La decisione sarebbe maturata a causa di divergenze creative tra le parti. Fonti vicine alla produzione riferiscono che Apple TV e il team creativo non avrebbero trovato un allineamento sulla direzione del progetto e che lo stesso Kelley non sarebbe rimasto soddisfatto della gestione dello sviluppo. Warner Bros. Television, che produce la serie insieme a David E. Kelley Productions, inizierà ora a proporre il progetto ad altri broadcaster e piattaforme streaming.
The Bonfire of the Vanities è tratto dal celebre romanzo di Tom Wolfe, pubblicato nel 1987, che racconta l’avidità, le disuguaglianze sociali e le tensioni razziali nella New York degli anni Ottanta. Matt Reeves resta legato al progetto come regista, mentre David E. Kelley firma la sceneggiatura e la produzione esecutiva insieme a Matthew Tinker, Sarah Geismer e al team di 6th & Idaho Productions.

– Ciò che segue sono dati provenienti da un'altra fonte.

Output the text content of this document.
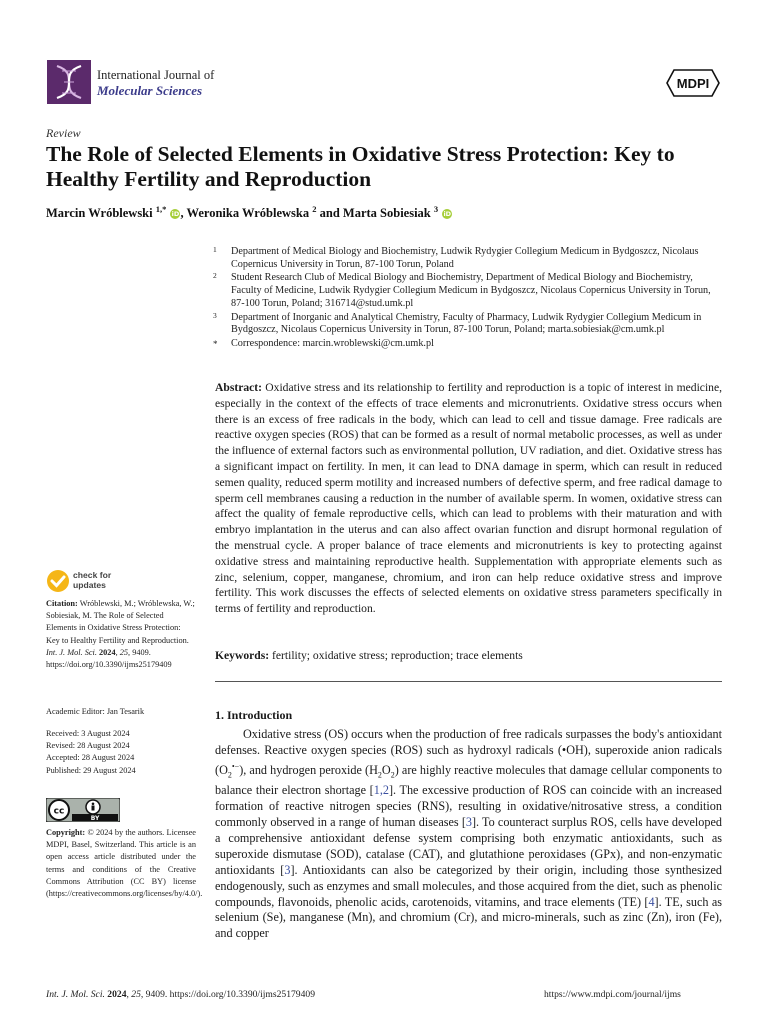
International Journal of
Molecular Sciences	MDPI
Review
The Role of Selected Elements in Oxidative Stress Protection: Key to Healthy Fertility and Reproduction
Marcin Wróblewski $^{1,*}$ iD, Weronika Wróblewska $^2$ and Marta Sobiesiak $^3$ iD
1 Department of Medical Biology and Biochemistry, Ludwik Rydygier Collegium Medicum in Bydgoszcz, Nicolaus Copernicus University in Torun, 87-100 Torun, Poland
2 Student Research Club of Medical Biology and Biochemistry, Department of Medical Biology and Biochemistry, Faculty of Medicine, Ludwik Rydygier Collegium Medicum in Bydgoszcz, Nicolaus Copernicus University in Torun, 87-100 Torun, Poland; 316714@stud.umk.pl
3 Department of Inorganic and Analytical Chemistry, Faculty of Pharmacy, Ludwik Rydygier Collegium Medicum in Bydgoszcz, Nicolaus Copernicus University in Torun, 87-100 Torun, Poland; marta.sobiesiak@cm.umk.pl
* Correspondence: marcin.wroblewski@cm.umk.pl
Abstract: Oxidative stress and its relationship to fertility and reproduction is a topic of interest in medicine, especially in the context of the effects of trace elements and micronutrients. Oxidative stress occurs when there is an excess of free radicals in the body, which can lead to cell and tissue damage. Free radicals are reactive oxygen species (ROS) that can be formed as a result of normal metabolic processes, as well as under the influence of external factors such as environmental pollution, UV radiation, and diet. Oxidative stress has a significant impact on fertility. In men, it can lead to DNA damage in sperm, which can result in reduced semen quality, reduced sperm motility and increased numbers of defective sperm, and free radical damage to sperm cell membranes causing a reduction in the number of available sperm. In women, oxidative stress can affect the quality of female reproductive cells, which can lead to problems with their maturation and with embryo implantation in the uterus and can also affect ovarian function and disrupt hormonal regulation of the menstrual cycle. A proper balance of trace elements and micronutrients is key to protecting against oxidative stress and maintaining reproductive health. Supplementation with appropriate elements such as zinc, selenium, copper, manganese, chromium, and iron can help reduce oxidative stress and improve fertility. This work discusses the effects of selected elements on oxidative stress parameters specifically in terms of fertility and reproduction.
Keywords: fertility; oxidative stress; reproduction; trace elements
check for
updates
Citation: Wróblewski, M.; Wróblewska, W.; Sobiesiak, M. The Role of Selected Elements in Oxidative Stress Protection: Key to Healthy Fertility and Reproduction. Int. J. Mol. Sci. 2024, 25, 9409. https://doi.org/10.3390/ijms25179409
Academic Editor: Jan Tesarik
Received: 3 August 2024
Revised: 28 August 2024
Accepted: 28 August 2024
Published: 29 August 2024
cc
BY
Copyright: © 2024 by the authors. Licensee MDPI, Basel, Switzerland. This article is an open access article distributed under the terms and conditions of the Creative Commons Attribution (CC BY) license (https://creativecommons.org/licenses/by/4.0/).
1. Introduction
Oxidative stress (OS) occurs when the production of free radicals surpasses the body's antioxidant defenses. Reactive oxygen species (ROS) such as hydroxyl radicals (•OH), superoxide anion radicals $(O_2^{•-})$, and hydrogen peroxide $(H_2O_2)$ are highly reactive molecules that damage cellular components to balance their electron shortage [1,2]. The excessive production of ROS can coincide with an increased formation of reactive nitrogen species (RNS), resulting in oxidative/nitrosative stress, a condition commonly observed in a range of human diseases [3]. To counteract surplus ROS, cells have developed a comprehensive antioxidant defense system comprising both enzymatic antioxidants, such as superoxide dismutase (SOD), catalase (CAT), and glutathione peroxidases (GPx), and non-enzymatic antioxidants [3]. Antioxidants can also be categorized by their origin, including those synthesized endogenously, such as enzymes and small molecules, and those acquired from the diet, such as phenolic compounds, flavonoids, phenolic acids, carotenoids, vitamins, and trace elements (TE) [4]. TE, such as selenium (Se), manganese (Mn), and chromium (Cr), and micro-minerals, such as zinc (Zn), iron (Fe), and copper
Int. J. Mol. Sci. 2024, 25, 9409. https://doi.org/10.3390/ijms25179409	https://www.mdpi.com/journal/ijms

La rinuncia di Apple TV non interrompe però i rapporti con David E. Kelley. Lo sceneggiatore continua infatti a collaborare con la piattaforma su Margo’s Got Money Troubles, recentemente candidata a otto Emmy, e su Presumed Innocent, entrambe già rinnovate per una seconda stagione.
L’obiettivo, adesso, sarà trovare un nuovo acquirente disposto a portare sullo schermo uno dei romanzi più celebri della letteratura americana contemporanea.